Nada mematut diri di depan cermin besar dalam kamarnya. Memoles tipis bibir merahnya sambil membetulkan letak syal di lehernya. "Hhemm, cantik," gumamnya memuji diri sendiri. Nada bergegas keluar kamar sambil menenteng tas punggung warna ivory miliknya. Pagi ini, dia berencana mengunjungi makam almarhumah Ibunya.

"Bi, Nada pergi dulu ya. Mau ke tempat Mama. Assalamualaikum."

"Iya Non. Waalaikum salam," sahut bi Ani sambil berjalan keluar rumah. Dipandanginya Nada yang mengendarai Scoopy coklatnya, tersenyum cerah sambil melambaikan tangan kirinya. Nada memang selalu tampil cantik dan memakai pakaian terbaiknya saat berkunjung ke makam Ibunya.

Masih jelas dalam ingatan bi Ani kejadian dua puluh lima tahun yang lalu, saat Nyonya Sarah meninggal dunia karena mengalami pendarahan berat sesaat setelah melahirkan Nada. Bastian, Ayah Nada terlihat sangat terpukul sekali dengan kepergian istrinya. Baru dua tahun usia pernikahan mereka, dia harus kehilangan istri tercintanya.

Nada tumbuh menjadi gadis cantik dan bersahaja.
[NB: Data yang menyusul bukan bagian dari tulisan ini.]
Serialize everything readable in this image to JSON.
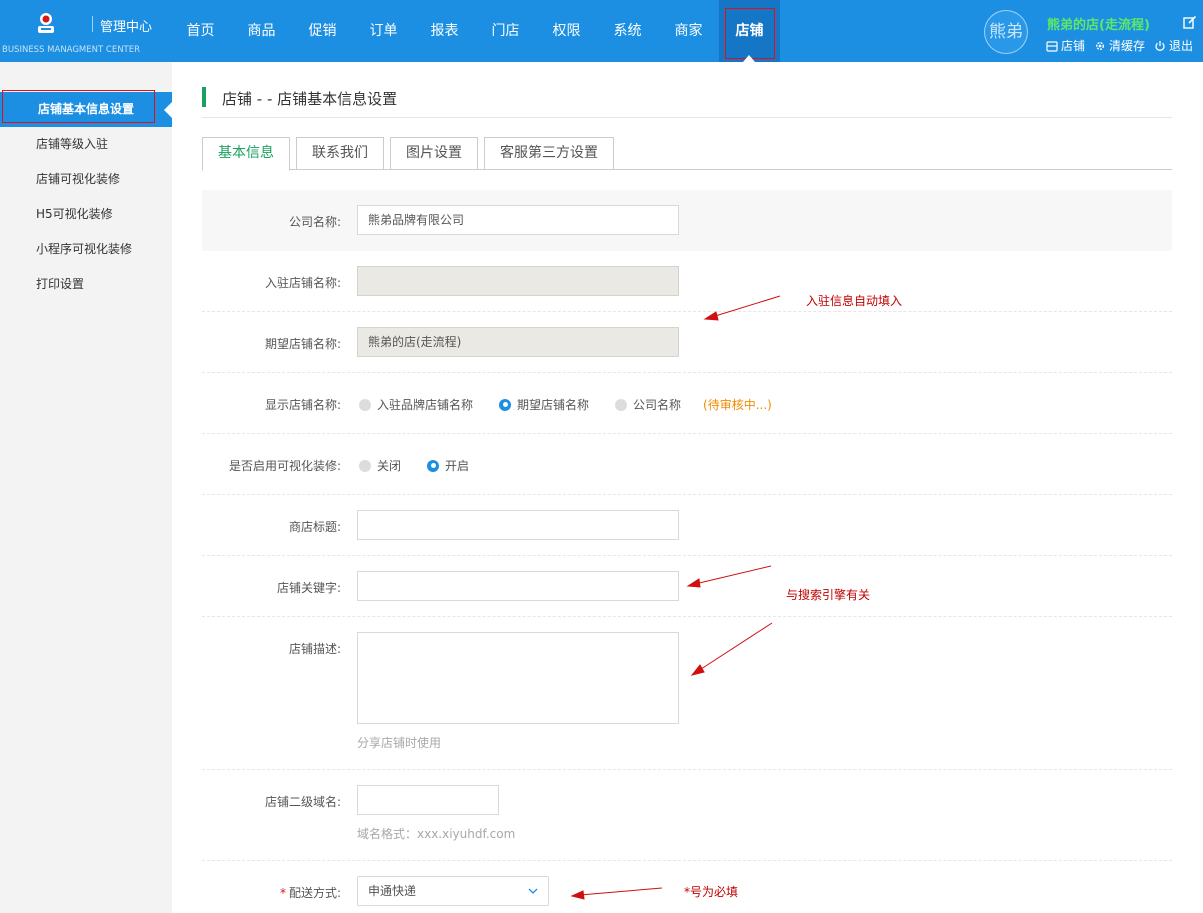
{
  "brand": {
    "title": "管理中心",
    "subtitle": "BUSINESS MANAGMENT CENTER"
  },
  "nav": {
    "items": [
      "首页",
      "商品",
      "促销",
      "订单",
      "报表",
      "门店",
      "权限",
      "系统",
      "商家",
      "店铺"
    ],
    "active": "店铺"
  },
  "user": {
    "avatar_text": "熊弟",
    "shop_name": "熊弟的店(走流程)",
    "links": [
      {
        "icon": "store-icon",
        "label": "店铺"
      },
      {
        "icon": "gear-icon",
        "label": "清缓存"
      },
      {
        "icon": "power-icon",
        "label": "退出"
      }
    ]
  },
  "sidebar": {
    "items": [
      "店铺基本信息设置",
      "店铺等级入驻",
      "店铺可视化装修",
      "H5可视化装修",
      "小程序可视化装修",
      "打印设置"
    ],
    "active": "店铺基本信息设置"
  },
  "page": {
    "title": "店铺 - - 店铺基本信息设置"
  },
  "tabs": {
    "items": [
      "基本信息",
      "联系我们",
      "图片设置",
      "客服第三方设置"
    ],
    "active": "基本信息"
  },
  "form": {
    "company_name": {
      "label": "公司名称:",
      "value": "熊弟品牌有限公司"
    },
    "settled_store_name": {
      "label": "入驻店铺名称:",
      "value": ""
    },
    "expected_store_name": {
      "label": "期望店铺名称:",
      "value": "熊弟的店(走流程)"
    },
    "display_store_name": {
      "label": "显示店铺名称:",
      "options": [
        "入驻品牌店铺名称",
        "期望店铺名称",
        "公司名称"
      ],
      "selected": "期望店铺名称",
      "status": "(待审核中...)"
    },
    "visual_decoration": {
      "label": "是否启用可视化装修:",
      "options": [
        "关闭",
        "开启"
      ],
      "selected": "开启"
    },
    "store_title": {
      "label": "商店标题:",
      "value": ""
    },
    "store_keywords": {
      "label": "店铺关键字:",
      "value": ""
    },
    "store_description": {
      "label": "店铺描述:",
      "value": "",
      "hint": "分享店铺时使用"
    },
    "subdomain": {
      "label": "店铺二级域名:",
      "value": "",
      "hint": "域名格式：xxx.xiyuhdf.com"
    },
    "delivery": {
      "required_mark": "*",
      "label": "配送方式:",
      "value": "申通快递"
    }
  },
  "annotations": {
    "auto_fill": "入驻信息自动填入",
    "seo": "与搜索引擎有关",
    "required": "*号为必填"
  },
  "colors": {
    "topbar": "#1c8fe3",
    "accent_green": "#19a15f",
    "shop_name": "#5de86a",
    "highlight_red": "#e0101a",
    "pending_orange": "#f08b00"
  }
}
Kehilangan sosok Ibu tak membuatnya berkecil hati, justru membuatnya semakin jadi sosok yang peduli pada sesama. Hati nuraninya menjerit melihat ketimpangan sosial di depan matanya. Mereka yang sakit dan tidak memiliki biaya untuk berobat, terkadang harus menjual sebagian harta yang di miliki untuk membayar biaya rumah sakit bahkan sampai habis tak bersisa. Hal itulah yang membuatnya bertekad untuk membangun klinik kesehatan di desanya dengan harapan bisa membantu meringankan biaya perobatan mereka.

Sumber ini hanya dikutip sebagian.